For certain architects, mathematics was a conceptual intermediary for the rapprochement of natural sciences with creative method. In fact, mathematics has often been a lens through which sciences such as biology and chemistry were understood and ultimately operationalized by architects. The role of mathematics vis--vis architecture essentially situates design's entire position relative to the natural sciences.
A Mathematical Turn
For Evans, accepted practices of drawing circumscribed the experimental horizons of architecture, ensuring that design encountered mathematics only in the narrow cul-de-sac of constructed geometry. For the architect, modern mathematics was an enticing but inaccessible mirage.

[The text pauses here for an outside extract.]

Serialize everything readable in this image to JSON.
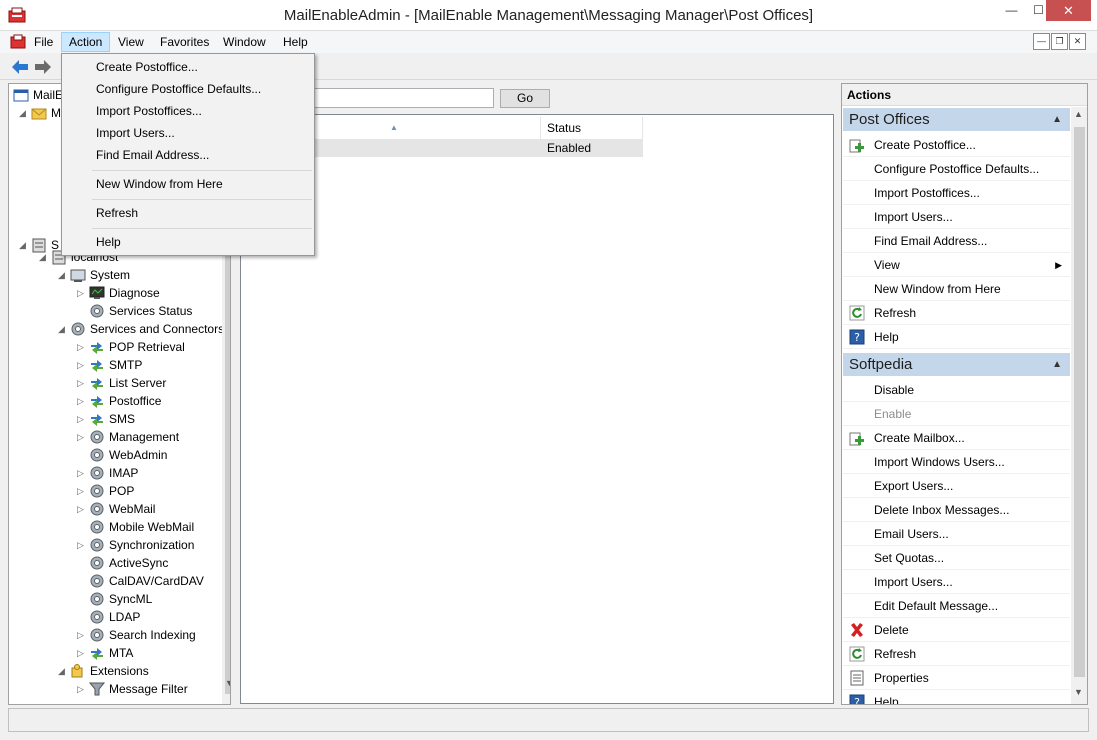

By registering a much wider spectrum of conceptual and methodological interactions between design culture and mathematical thought, I argue that architects went well beyond the mere allusions to advanced mathematics to which Evans claimed they were confined. While metaphorical invocations of mathematics were indeed among the earliest type, by 1970 certain architects had gradually assimilated quantitative means to address a range of unseen hyperdimensional forces. In the case studies that follow, architects are not merely alluding to advanced mathematical techniques but using them and training other designers to do the same. Moreover, Evans's limited identification of nineteenth-century mathematics with hyperdimensionality neglects epochal methods of drawing and modeling from other nascent branches of mathematics like geodesy, topology, crystallography, graph theory, and others that were appropriated by architects as engines to represent both designed buildings and more abstract spatial relationships. In fact, by the mid-twentieth century, calculational methods of transcription and encoding with roots in nineteenth and turn-of-the-century mathematics began to provide compelling alternatives to the accepted representational and methodological canons of architecture. A mathematical turn was well under way.
Yet, for a discipline that places considerable weight on an almost familial continuity of apprenticeship, reconstructing this mathematical turn presents many challenges. With no recognized lineage of mathematical experimentalism and no continuous institutional project of design mathematics, the transmission of mathematical knowledge has been halting, sporadic, and incomplete. The inescapable gaps, fissures, and discontinuities that mark the terrain demand a forensic piecing together of a mosaic of vignettes, fragment by fragment, to hint at a more complete map.